A la lecture de la jurisprudence de notre temps, donc proprement anachronique, cette clause annulant la donation de biens présents aurait été licite si le mobile qui avait inspiré l'auteur de la libéralité avait été légitime. Protéger son patrimoine propre peut, certainement, passer pour un motif légitime inspirant cette donation révocable pour cause de rupture. Toutefois, s'agissant des donations de biens présents, la loi du 26 mai 2004 abroge l'ancienne règle de la révocabilité ad nutum des donations conjugales de biens présents. Le nouvel article 1096, alinéa 2, du Code civil, qui en est issu, dispose que "la donation de biens présents qui prend effet au cours du mariage faite entre époux n'est révocable que dans les conditions prévues par les articles 953 à 958", c'est-à-dire pour cause d'inexécution des conditions et charges ou pour cause d'ingratitude.

Alors, sauf à ce qu'Aliénor, qu'une légende noire accuse d'infidélité, pour ne pas dire de nymphomanie, ait pu démontrer que son mari se serait avéré un ingrat, demandons-nous, avec amusement, et à la lecture du point sur la question des clauses de non-divorce dans les donations conjugales que vous propose, cette semaine, David Bakouche, Professeur Agrégé des Facultés de droit, si le destin de la France eu été le même, si l'éminent Suger avait pensé à inscrire cet article 1096 dans les capitulaires de l'époque.
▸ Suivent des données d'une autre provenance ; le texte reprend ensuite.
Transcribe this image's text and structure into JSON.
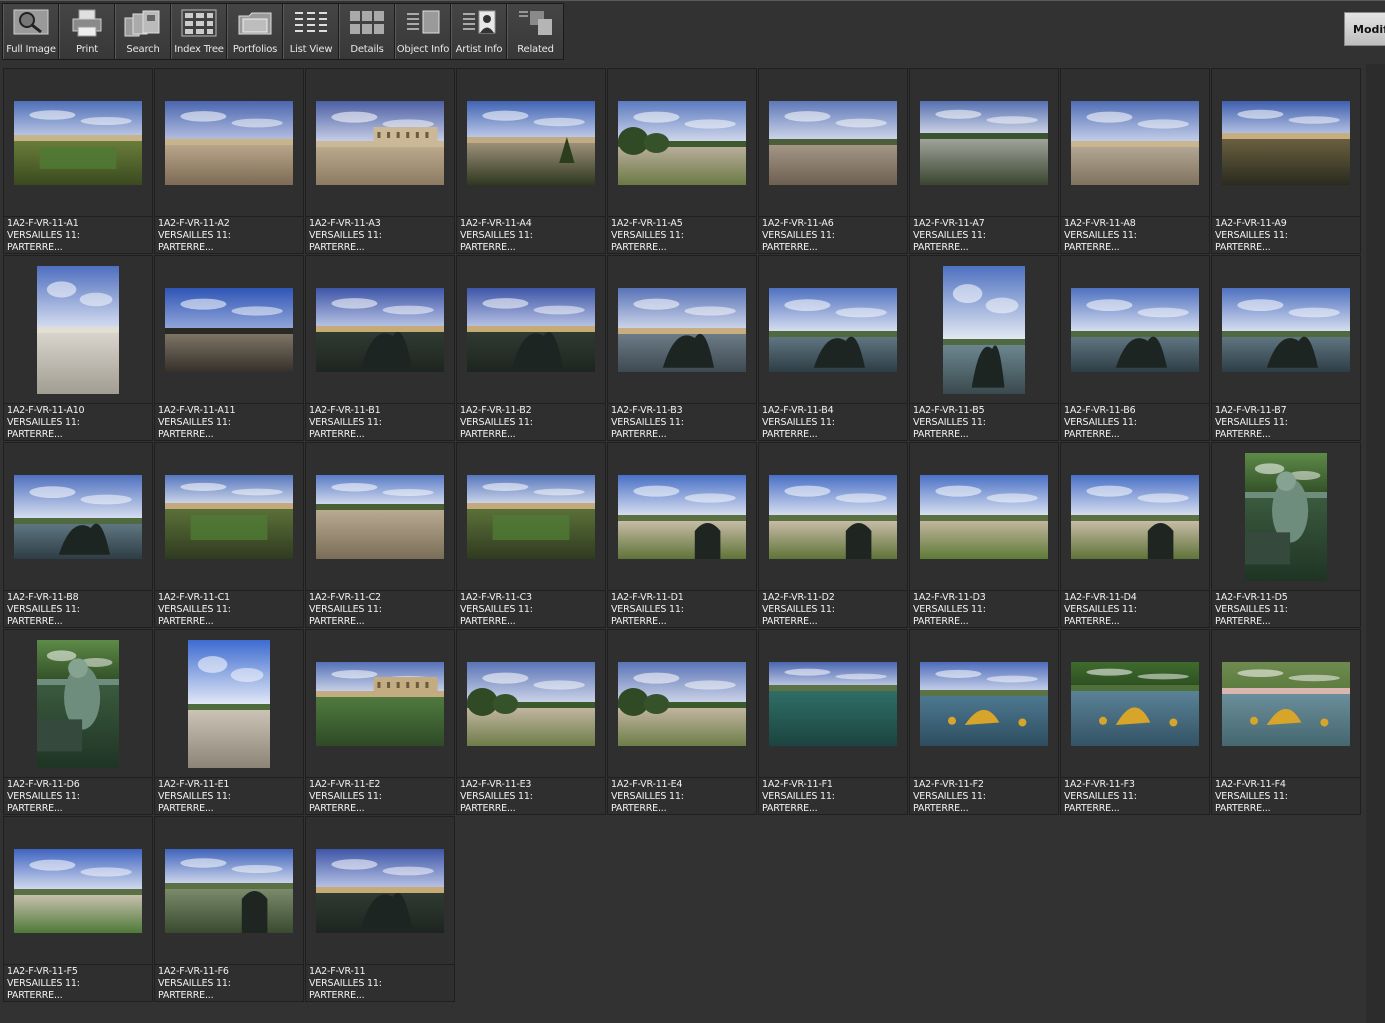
{
  "toolbar": {
    "buttons": [
      {
        "label": "Full Image",
        "icon": "magnifier-icon"
      },
      {
        "label": "Print",
        "icon": "printer-icon"
      },
      {
        "label": "Search",
        "icon": "search-icon"
      },
      {
        "label": "Index Tree",
        "icon": "index-tree-icon"
      },
      {
        "label": "Portfolios",
        "icon": "folder-icon"
      },
      {
        "label": "List View",
        "icon": "list-icon"
      },
      {
        "label": "Details",
        "icon": "details-icon"
      },
      {
        "label": "Object Info",
        "icon": "object-info-icon"
      },
      {
        "label": "Artist  Info",
        "icon": "artist-info-icon"
      },
      {
        "label": "Related",
        "icon": "related-icon"
      }
    ],
    "modify_label": "Modif"
  },
  "records": [
    {
      "id": "1A2-F-VR-11-A1",
      "line2": "VERSAILLES 11:",
      "line3": "PARTERRE...",
      "orientation": "landscape",
      "scene": "palace-garden"
    },
    {
      "id": "1A2-F-VR-11-A2",
      "line2": "VERSAILLES 11:",
      "line3": "PARTERRE...",
      "orientation": "landscape",
      "scene": "gravel-terrace"
    },
    {
      "id": "1A2-F-VR-11-A3",
      "line2": "VERSAILLES 11:",
      "line3": "PARTERRE...",
      "orientation": "landscape",
      "scene": "palace-facade"
    },
    {
      "id": "1A2-F-VR-11-A4",
      "line2": "VERSAILLES 11:",
      "line3": "PARTERRE...",
      "orientation": "landscape",
      "scene": "garden-path"
    },
    {
      "id": "1A2-F-VR-11-A5",
      "line2": "VERSAILLES 11:",
      "line3": "PARTERRE...",
      "orientation": "landscape",
      "scene": "trees-path"
    },
    {
      "id": "1A2-F-VR-11-A6",
      "line2": "VERSAILLES 11:",
      "line3": "PARTERRE...",
      "orientation": "landscape",
      "scene": "basin-view"
    },
    {
      "id": "1A2-F-VR-11-A7",
      "line2": "VERSAILLES 11:",
      "line3": "PARTERRE...",
      "orientation": "landscape",
      "scene": "stairs-view"
    },
    {
      "id": "1A2-F-VR-11-A8",
      "line2": "VERSAILLES 11:",
      "line3": "PARTERRE...",
      "orientation": "landscape",
      "scene": "balustrade"
    },
    {
      "id": "1A2-F-VR-11-A9",
      "line2": "VERSAILLES 11:",
      "line3": "PARTERRE...",
      "orientation": "landscape",
      "scene": "fountain-basin"
    },
    {
      "id": "1A2-F-VR-11-A10",
      "line2": "VERSAILLES 11:",
      "line3": "PARTERRE...",
      "orientation": "portrait",
      "scene": "urn-stairs"
    },
    {
      "id": "1A2-F-VR-11-A11",
      "line2": "VERSAILLES 11:",
      "line3": "PARTERRE...",
      "orientation": "landscape",
      "scene": "dark-path"
    },
    {
      "id": "1A2-F-VR-11-B1",
      "line2": "VERSAILLES 11:",
      "line3": "PARTERRE...",
      "orientation": "landscape",
      "scene": "statue-palace"
    },
    {
      "id": "1A2-F-VR-11-B2",
      "line2": "VERSAILLES 11:",
      "line3": "PARTERRE...",
      "orientation": "landscape",
      "scene": "statue-palace"
    },
    {
      "id": "1A2-F-VR-11-B3",
      "line2": "VERSAILLES 11:",
      "line3": "PARTERRE...",
      "orientation": "landscape",
      "scene": "palace-water"
    },
    {
      "id": "1A2-F-VR-11-B4",
      "line2": "VERSAILLES 11:",
      "line3": "PARTERRE...",
      "orientation": "landscape",
      "scene": "statue-water"
    },
    {
      "id": "1A2-F-VR-11-B5",
      "line2": "VERSAILLES 11:",
      "line3": "PARTERRE...",
      "orientation": "portrait",
      "scene": "statue-portrait"
    },
    {
      "id": "1A2-F-VR-11-B6",
      "line2": "VERSAILLES 11:",
      "line3": "PARTERRE...",
      "orientation": "landscape",
      "scene": "statue-water"
    },
    {
      "id": "1A2-F-VR-11-B7",
      "line2": "VERSAILLES 11:",
      "line3": "PARTERRE...",
      "orientation": "landscape",
      "scene": "statue-water"
    },
    {
      "id": "1A2-F-VR-11-B8",
      "line2": "VERSAILLES 11:",
      "line3": "PARTERRE...",
      "orientation": "landscape",
      "scene": "statue-water"
    },
    {
      "id": "1A2-F-VR-11-C1",
      "line2": "VERSAILLES 11:",
      "line3": "PARTERRE...",
      "orientation": "landscape",
      "scene": "orangerie"
    },
    {
      "id": "1A2-F-VR-11-C2",
      "line2": "VERSAILLES 11:",
      "line3": "PARTERRE...",
      "orientation": "landscape",
      "scene": "terrace-hedges"
    },
    {
      "id": "1A2-F-VR-11-C3",
      "line2": "VERSAILLES 11:",
      "line3": "PARTERRE...",
      "orientation": "landscape",
      "scene": "orangerie"
    },
    {
      "id": "1A2-F-VR-11-D1",
      "line2": "VERSAILLES 11:",
      "line3": "PARTERRE...",
      "orientation": "landscape",
      "scene": "urn-lawn"
    },
    {
      "id": "1A2-F-VR-11-D2",
      "line2": "VERSAILLES 11:",
      "line3": "PARTERRE...",
      "orientation": "landscape",
      "scene": "urn-lawn"
    },
    {
      "id": "1A2-F-VR-11-D3",
      "line2": "VERSAILLES 11:",
      "line3": "PARTERRE...",
      "orientation": "landscape",
      "scene": "lawn-view"
    },
    {
      "id": "1A2-F-VR-11-D4",
      "line2": "VERSAILLES 11:",
      "line3": "PARTERRE...",
      "orientation": "landscape",
      "scene": "urn-lawn"
    },
    {
      "id": "1A2-F-VR-11-D5",
      "line2": "VERSAILLES 11:",
      "line3": "PARTERRE...",
      "orientation": "portrait",
      "scene": "cherub-green"
    },
    {
      "id": "1A2-F-VR-11-D6",
      "line2": "VERSAILLES 11:",
      "line3": "PARTERRE...",
      "orientation": "portrait",
      "scene": "cherub-green"
    },
    {
      "id": "1A2-F-VR-11-E1",
      "line2": "VERSAILLES 11:",
      "line3": "PARTERRE...",
      "orientation": "portrait",
      "scene": "allee-portrait"
    },
    {
      "id": "1A2-F-VR-11-E2",
      "line2": "VERSAILLES 11:",
      "line3": "PARTERRE...",
      "orientation": "landscape",
      "scene": "palace-pond"
    },
    {
      "id": "1A2-F-VR-11-E3",
      "line2": "VERSAILLES 11:",
      "line3": "PARTERRE...",
      "orientation": "landscape",
      "scene": "allee-trees"
    },
    {
      "id": "1A2-F-VR-11-E4",
      "line2": "VERSAILLES 11:",
      "line3": "PARTERRE...",
      "orientation": "landscape",
      "scene": "allee-trees"
    },
    {
      "id": "1A2-F-VR-11-F1",
      "line2": "VERSAILLES 11:",
      "line3": "PARTERRE...",
      "orientation": "landscape",
      "scene": "green-basin"
    },
    {
      "id": "1A2-F-VR-11-F2",
      "line2": "VERSAILLES 11:",
      "line3": "PARTERRE...",
      "orientation": "landscape",
      "scene": "gold-fountain-far"
    },
    {
      "id": "1A2-F-VR-11-F3",
      "line2": "VERSAILLES 11:",
      "line3": "PARTERRE...",
      "orientation": "landscape",
      "scene": "gold-fountain"
    },
    {
      "id": "1A2-F-VR-11-F4",
      "line2": "VERSAILLES 11:",
      "line3": "PARTERRE...",
      "orientation": "landscape",
      "scene": "gold-fountain-pink"
    },
    {
      "id": "1A2-F-VR-11-F5",
      "line2": "VERSAILLES 11:",
      "line3": "PARTERRE...",
      "orientation": "landscape",
      "scene": "long-canal"
    },
    {
      "id": "1A2-F-VR-11-F6",
      "line2": "VERSAILLES 11:",
      "line3": "PARTERRE...",
      "orientation": "landscape",
      "scene": "canal-urn"
    },
    {
      "id": "1A2-F-VR-11",
      "line2": "VERSAILLES 11:",
      "line3": "PARTERRE...",
      "orientation": "landscape",
      "scene": "statue-palace"
    }
  ]
}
En se remariant avec Henri P., Aliénor apportait en dot l'Aquitaine à la couronne d'Angleterre, posant les jalons de la suzeraineté des rois de France sur le souverain de la perfide Albion, et orchestrant à terme rien de moins que la Guerre de Cent ans.

L'autre espoir eut pu venir de la fiscalité : au travers de sa chronique en matière de fiscalité du patrimoine, Daniel Faucher, Consultant au Cridon de Paris, aurait pu nous expliquer que les donations en franchise de droits et leur révocation n'emportent pas l'émoi, sauf à ce qu'elles portent atteinte aux parts réservataires des autres ayant droits : Marie et Alix, en l'espèce.